We help a circle of women experience healing, renewal and restoration from trauma. While interacting with sisters who are in a similar situation, they are empowered to embrace their God given identity, discover purpose and hope for the future. The women receive group and individual counseling, financial training which leads to increased income while helping others in their network and church. The women also learn how to appropriately respond to crises and develop coping strategies leading to a resilient and sustainable life.
During the cohort year a woman receives more than 90 hours of one-on-one meetings in addition to three one-week seminars. Each woman receives at least 12 hours of group counseling and up to 10 hours of individual counseling from a mental health professional. Experts in local income production provide insight, ideas and planning. Start up or scaling funds are often made available. Core values of Empathy, Community, Empowerment and Transformation push them towards Healing Hearts and Transforming Families.
Eunice, 2025 cohort
Eunice cried as she shared about being raped while in 4 th grade and her first attempt at suicide shortly after that attack. She had never shared about the rape with anyone – not her grandmother who she was living with, not her mother who had abused and sent her to the grandmother, not any teachers at school, not even any friend. She said this was the first time in her life she felt safe. There is a long path ahead to emotional and spiritual health, and to creating a sustainable life for her and her children. Eunice is resilient and wanting out of the trap she finds herself. The Women’s Resilience Circle provides that safe space to begin the journey. There is a lot of hard work ahead needing much prayer and support because Eunice’s young life includes feelings of worthlessness, further rejection, acting out destructively, abortion, 5 children, and seeking hope from the wrong people and places. Women’s Resilience Circle was created to minister and change the trajectory of lives for women like Eunice. Our one-week seminar for this cohort of 8 women, was emotionally transformative for each participant and impactful for our 2 staff and 3 volunteers. There was one group counseling session and 5 of the women also had a 1 1/2 hour counseling session with a loving, professional trauma counselor. (we ran out of time so the remaining three will begin this month). On the last day of the seminar, Eunice shared that she cleared her contact list of all those who have been part of her trauma induced destructive behavior. Please pray for us as we are creating the structure and curriculum as we go, working within a tight budget. The WRC has monthly meetings with the cohort and a weekly visit with each woman plus two more week-long seminars in the year long program.

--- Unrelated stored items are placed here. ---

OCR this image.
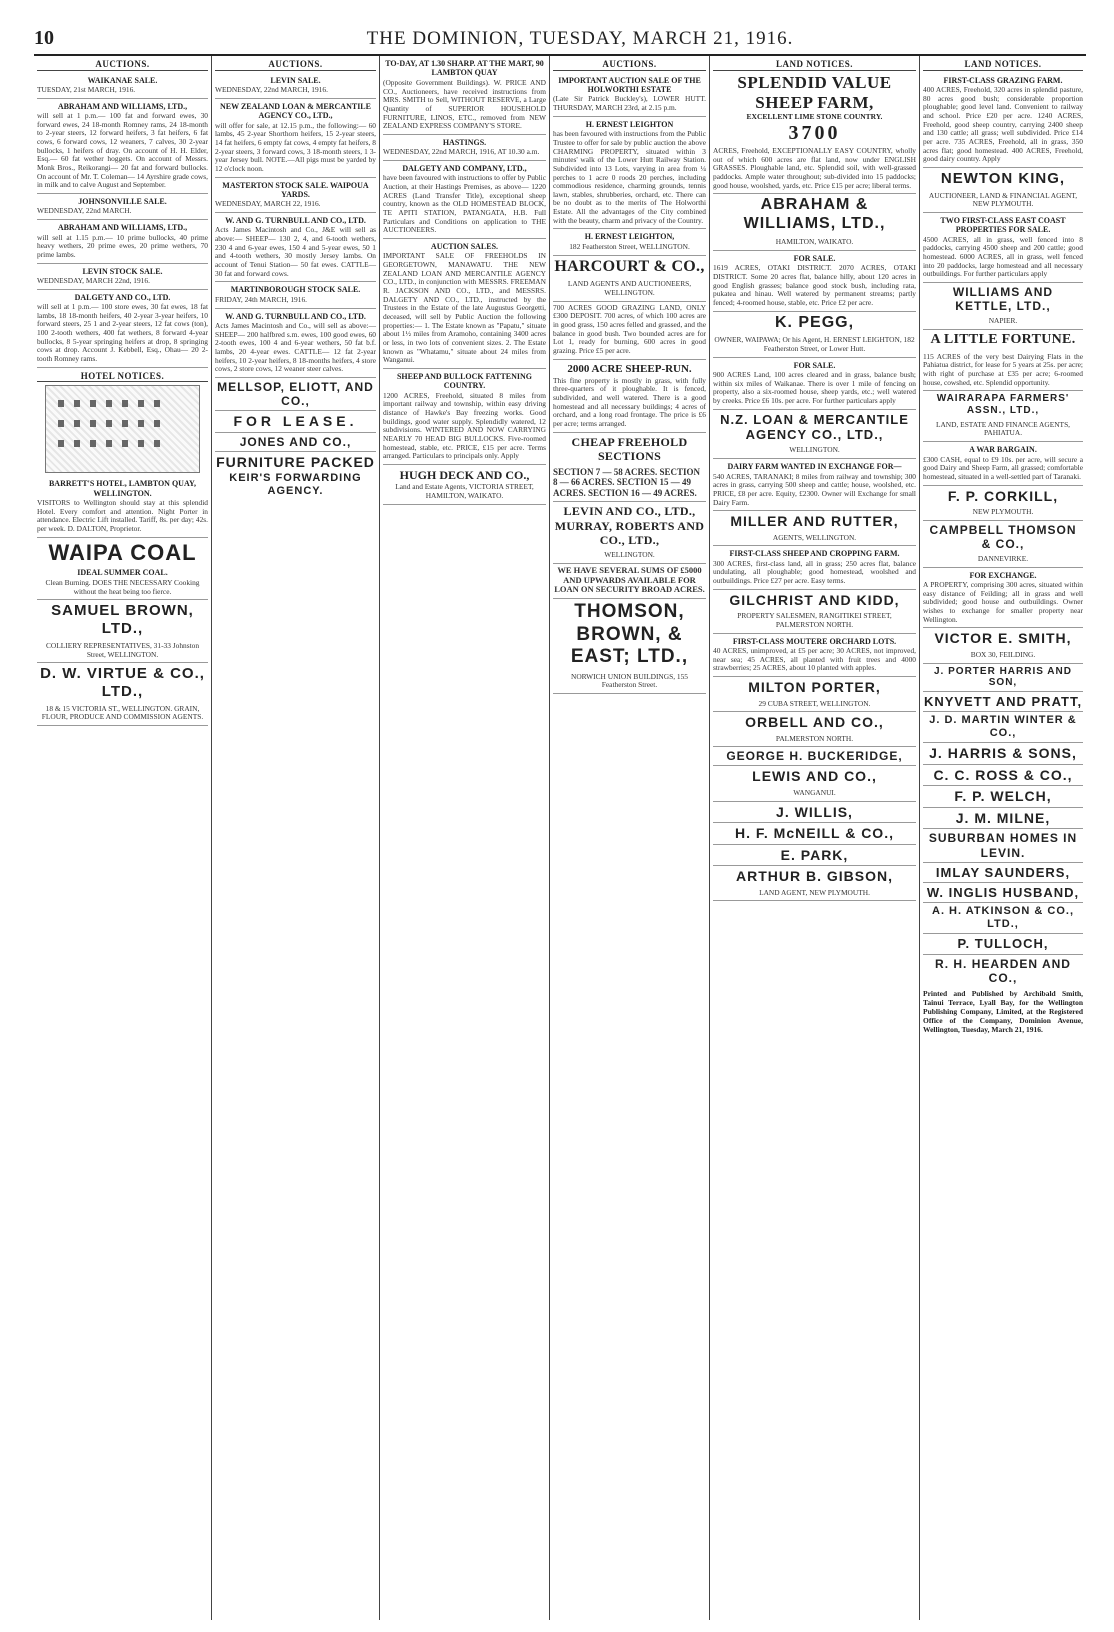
10	THE DOMINION, TUESDAY, MARCH 21, 1916.
AUCTIONS.
WAIKANAE SALE.
TUESDAY, 21st MARCH, 1916.
ABRAHAM AND WILLIAMS, LTD.,
will sell at 1 p.m.— 100 fat and forward ewes, 30 forward ewes, 24 18-month Romney rams, 24 18-month to 2-year steers, 12 forward heifers, 3 fat heifers, 6 fat cows, 6 forward cows, 12 weaners, 7 calves, 30 2-year bullocks, 1 heifers of dray. On account of H. H. Elder, Esq.— 60 fat wether hoggets. On account of Messrs. Monk Bros., Reikorangi— 20 fat and forward bullocks. On account of Mr. T. Coleman— 14 Ayrshire grade cows, in milk and to calve August and September.
JOHNSONVILLE SALE.
WEDNESDAY, 22nd MARCH.
ABRAHAM AND WILLIAMS, LTD.,
will sell at 1.15 p.m.— 10 prime bullocks, 40 prime heavy wethers, 20 prime ewes, 20 prime wethers, 70 prime lambs.
LEVIN STOCK SALE.
WEDNESDAY, MARCH 22nd, 1916.
DALGETY AND CO., LTD.
will sell at 1 p.m.— 100 store ewes, 30 fat ewes, 18 fat lambs, 18 18-month heifers, 40 2-year 3-year heifers, 10 forward steers, 25 1 and 2-year steers, 12 fat cows (ton), 100 2-tooth wethers, 400 fat wethers, 8 forward 4-year bullocks, 8 5-year springing heifers at drop, 8 springing cows at drop. Account J. Kebbell, Esq., Ohau— 20 2-tooth Romney rams.
HOTEL NOTICES.
BARRETT'S HOTEL, LAMBTON QUAY, WELLINGTON.
VISITORS to Wellington should stay at this splendid Hotel. Every comfort and attention. Night Porter in attendance. Electric Lift installed. Tariff, 8s. per day; 42s. per week. D. DALTON, Proprietor.
WAIPA COAL
IDEAL SUMMER COAL.
Clean Burning. DOES THE NECESSARY Cooking without the heat being too fierce.
SAMUEL BROWN, LTD.,
COLLIERY REPRESENTATIVES, 31-33 Johnston Street, WELLINGTON.
D. W. VIRTUE & CO., LTD.,
18 & 15 VICTORIA ST., WELLINGTON. GRAIN, FLOUR, PRODUCE AND COMMISSION AGENTS.
AUCTIONS.
LEVIN SALE.
WEDNESDAY, 22nd MARCH, 1916.
NEW ZEALAND LOAN & MERCANTILE AGENCY CO., LTD.,
will offer for sale, at 12.15 p.m., the following:— 60 lambs, 45 2-year Shorthorn heifers, 15 2-year steers, 14 fat heifers, 6 empty fat cows, 4 empty fat heifers, 8 2-year steers, 3 forward cows, 3 18-month steers, 1 3-year Jersey bull. NOTE.—All pigs must be yarded by 12 o'clock noon.
MASTERTON STOCK SALE. WAIPOUA YARDS.
WEDNESDAY, MARCH 22, 1916.
W. AND G. TURNBULL AND CO., LTD.
Acts James Macintosh and Co., J&E will sell as above:— SHEEP— 130 2, 4, and 6-tooth wethers, 230 4 and 6-year ewes, 150 4 and 5-year ewes, 50 1 and 4-tooth wethers, 30 mostly Jersey lambs. On account of Tenui Station— 50 fat ewes. CATTLE— 30 fat and forward cows.
MARTINBOROUGH STOCK SALE.
FRIDAY, 24th MARCH, 1916.
W. AND G. TURNBULL AND CO., LTD.
Acts James Macintosh and Co., will sell as above:— SHEEP— 200 halfbred s.m. ewes, 100 good ewes, 60 2-tooth ewes, 100 4 and 6-year wethers, 50 fat b.f. lambs, 20 4-year ewes. CATTLE— 12 fat 2-year heifers, 10 2-year heifers, 8 18-months heifers, 4 store cows, 2 store cows, 12 weaner steer calves.
MELLSOP, ELIOTT, AND CO.,
FOR LEASE.
JONES AND CO.,
FURNITURE PACKED
KEIR'S FORWARDING AGENCY.
TO-DAY, AT 1.30 SHARP. AT THE MART, 90 LAMBTON QUAY
(Opposite Government Buildings). W. PRICE AND CO., Auctioneers, have received instructions from MRS. SMITH to Sell, WITHOUT RESERVE, a Large Quantity of SUPERIOR HOUSEHOLD FURNITURE, LINOS, ETC., removed from NEW ZEALAND EXPRESS COMPANY'S STORE.
HASTINGS.
WEDNESDAY, 22nd MARCH, 1916, AT 10.30 a.m.
DALGETY AND COMPANY, LTD.,
have been favoured with instructions to offer by Public Auction, at their Hastings Premises, as above— 1220 ACRES (Land Transfer Title), exceptional sheep country, known as the OLD HOMESTEAD BLOCK, TE APITI STATION, PATANGATA, H.B. Full Particulars and Conditions on application to THE AUCTIONEERS.
AUCTION SALES.
IMPORTANT SALE OF FREEHOLDS IN GEORGETOWN, MANAWATU. THE NEW ZEALAND LOAN AND MERCANTILE AGENCY CO., LTD., in conjunction with MESSRS. FREEMAN R. JACKSON AND CO., LTD., and MESSRS. DALGETY AND CO., LTD., instructed by the Trustees in the Estate of the late Augustus Georgetti, deceased, will sell by Public Auction the following properties:— 1. The Estate known as "Papatu," situate about 1½ miles from Aramoho, containing 3400 acres or less, in two lots of convenient sizes. 2. The Estate known as "Whatamu," situate about 24 miles from Wanganui.
SHEEP AND BULLOCK FATTENING COUNTRY.
1200 ACRES, Freehold, situated 8 miles from important railway and township, within easy driving distance of Hawke's Bay freezing works. Good buildings, good water supply. Splendidly watered, 12 subdivisions. WINTERED AND NOW CARRYING NEARLY 70 HEAD BIG BULLOCKS. Five-roomed homestead, stable, etc. PRICE, £15 per acre. Terms arranged. Particulars to principals only. Apply
HUGH DECK AND CO.,
Land and Estate Agents, VICTORIA STREET, HAMILTON, WAIKATO.
AUCTIONS.
IMPORTANT AUCTION SALE OF THE HOLWORTHI ESTATE
(Late Sir Patrick Buckley's), LOWER HUTT. THURSDAY, MARCH 23rd, at 2.15 p.m.
H. ERNEST LEIGHTON
has been favoured with instructions from the Public Trustee to offer for sale by public auction the above CHARMING PROPERTY, situated within 3 minutes' walk of the Lower Hutt Railway Station. Subdivided into 13 Lots, varying in area from ¼ perches to 1 acre 0 roods 20 perches, including commodious residence, charming grounds, tennis lawn, stables, shrubberies, orchard, etc. There can be no doubt as to the merits of The Holworthi Estate. All the advantages of the City combined with the beauty, charm and privacy of the Country.
H. ERNEST LEIGHTON,
182 Featherston Street, WELLINGTON.
HARCOURT & CO.,
LAND AGENTS AND AUCTIONEERS, WELLINGTON.
700 ACRES GOOD GRAZING LAND, ONLY £300 DEPOSIT. 700 acres, of which 100 acres are in good grass, 150 acres felled and grassed, and the balance in good bush. Two bounded acres are for Lot 1, ready for burning, 600 acres in good grazing. Price £5 per acre.
2000 ACRE SHEEP-RUN.
This fine property is mostly in grass, with fully three-quarters of it ploughable. It is fenced, subdivided, and well watered. There is a good homestead and all necessary buildings; 4 acres of orchard, and a long road frontage. The price is £6 per acre; terms arranged.
CHEAP FREEHOLD SECTIONS
SECTION 7 — 58 ACRES. SECTION 8 — 66 ACRES. SECTION 15 — 49 ACRES. SECTION 16 — 49 ACRES.
LEVIN AND CO., LTD., MURRAY, ROBERTS AND CO., LTD.,
WELLINGTON.
WE HAVE SEVERAL SUMS OF £5000 AND UPWARDS AVAILABLE FOR LOAN ON SECURITY BROAD ACRES.
THOMSON, BROWN, & EAST; LTD.,
NORWICH UNION BUILDINGS, 155 Featherston Street.
LAND NOTICES.
SPLENDID VALUE SHEEP FARM,
EXCELLENT LIME STONE COUNTRY.
3700
ACRES, Freehold, EXCEPTIONALLY EASY COUNTRY, wholly out of which 600 acres are flat land, now under ENGLISH GRASSES. Ploughable land, etc. Splendid soil, with well-grassed paddocks. Ample water throughout; sub-divided into 15 paddocks; good house, woolshed, yards, etc. Price £15 per acre; liberal terms.
ABRAHAM & WILLIAMS, LTD.,
HAMILTON, WAIKATO.
FOR SALE.
1619 ACRES, OTAKI DISTRICT. 2070 ACRES, OTAKI DISTRICT. Some 20 acres flat, balance hilly, about 120 acres in good English grasses; balance good stock bush, including rata, pukatea and hinau. Well watered by permanent streams; partly fenced; 4-roomed house, stable, etc. Price £2 per acre.
K. PEGG,
OWNER, WAIPAWA; Or his Agent, H. ERNEST LEIGHTON, 182 Featherston Street, or Lower Hutt.
FOR SALE.
900 ACRES Land, 100 acres cleared and in grass, balance bush; within six miles of Waikanae. There is over 1 mile of fencing on property, also a six-roomed house, sheep yards, etc.; well watered by creeks. Price £6 10s. per acre. For further particulars apply
N.Z. LOAN & MERCANTILE AGENCY CO., LTD.,
WELLINGTON.
DAIRY FARM WANTED IN EXCHANGE FOR—
540 ACRES, TARANAKI; 8 miles from railway and township; 300 acres in grass, carrying 500 sheep and cattle; house, woolshed, etc. PRICE, £8 per acre. Equity, £2300. Owner will Exchange for small Dairy Farm.
MILLER AND RUTTER,
AGENTS, WELLINGTON.
FIRST-CLASS SHEEP AND CROPPING FARM.
300 ACRES, first-class land, all in grass; 250 acres flat, balance undulating, all ploughable; good homestead, woolshed and outbuildings. Price £27 per acre. Easy terms.
GILCHRIST AND KIDD,
PROPERTY SALESMEN, RANGITIKEI STREET, PALMERSTON NORTH.
FIRST-CLASS MOUTERE ORCHARD LOTS.
40 ACRES, unimproved, at £5 per acre; 30 ACRES, not improved, near sea; 45 ACRES, all planted with fruit trees and 4000 strawberries; 25 ACRES, about 10 planted with apples.
MILTON PORTER,
29 CUBA STREET, WELLINGTON.
ORBELL AND CO.,
PALMERSTON NORTH.
GEORGE H. BUCKERIDGE,
LEWIS AND CO.,
WANGANUI.
J. WILLIS,
H. F. McNEILL & CO.,
E. PARK,
ARTHUR B. GIBSON,
LAND AGENT, NEW PLYMOUTH.
LAND NOTICES.
FIRST-CLASS GRAZING FARM.
400 ACRES, Freehold, 320 acres in splendid pasture, 80 acres good bush; considerable proportion ploughable; good level land. Convenient to railway and school. Price £20 per acre. 1240 ACRES, Freehold, good sheep country, carrying 2400 sheep and 130 cattle; all grass; well subdivided. Price £14 per acre. 735 ACRES, Freehold, all in grass, 350 acres flat; good homestead. 400 ACRES, Freehold, good dairy country. Apply
NEWTON KING,
AUCTIONEER, LAND & FINANCIAL AGENT, NEW PLYMOUTH.
TWO FIRST-CLASS EAST COAST PROPERTIES FOR SALE.
4500 ACRES, all in grass, well fenced into 8 paddocks, carrying 4500 sheep and 200 cattle; good homestead. 6000 ACRES, all in grass, well fenced into 20 paddocks, large homestead and all necessary outbuildings. For further particulars apply
WILLIAMS AND KETTLE, LTD.,
NAPIER.
A LITTLE FORTUNE.
115 ACRES of the very best Dairying Flats in the Pahiatua district, for lease for 5 years at 25s. per acre; with right of purchase at £35 per acre; 6-roomed house, cowshed, etc. Splendid opportunity.
WAIRARAPA FARMERS' ASSN., LTD.,
LAND, ESTATE AND FINANCE AGENTS, PAHIATUA.
A WAR BARGAIN.
£300 CASH, equal to £9 10s. per acre, will secure a good Dairy and Sheep Farm, all grassed; comfortable homestead, situated in a well-settled part of Taranaki.
F. P. CORKILL,
NEW PLYMOUTH.
CAMPBELL THOMSON & CO.,
DANNEVIRKE.
FOR EXCHANGE.
A PROPERTY, comprising 300 acres, situated within easy distance of Feilding; all in grass and well subdivided; good house and outbuildings. Owner wishes to exchange for smaller property near Wellington.
VICTOR E. SMITH,
BOX 30, FEILDING.
J. PORTER HARRIS AND SON,
KNYVETT AND PRATT,
J. D. MARTIN WINTER & CO.,
J. HARRIS & SONS,
C. C. ROSS & CO.,
F. P. WELCH,
J. M. MILNE,
SUBURBAN HOMES IN LEVIN.
IMLAY SAUNDERS,
W. INGLIS HUSBAND,
A. H. ATKINSON & CO., LTD.,
P. TULLOCH,
R. H. HEARDEN AND CO.,
Printed and Published by Archibald Smith, Tainui Terrace, Lyall Bay, for the Wellington Publishing Company, Limited, at the Registered Office of the Company, Dominion Avenue, Wellington, Tuesday, March 21, 1916.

Story and photos shared with permission.
Josephine, 2025 cohort
She thought losing her husband would be the hardest thing she would ever survive. Within weeks of burying him, the house they had built together was no longer hers. The land she had farmed for years was no longer hers either. It did not go to strangers. It went to his brother. For seventeen years, she has watched the rains fall on land she is not allowed to touch. She went to the elders. She waited. Nothing changed. Every two weeks she still walks in and out of court corridors with the same file in her hands. Her son was a small boy when this began. He is now in university. Seventeen years have passed. Josephine did not step away. On 5th March, for the first time in seventeen years, her case will be heard in court. Pray for her as that day approaches.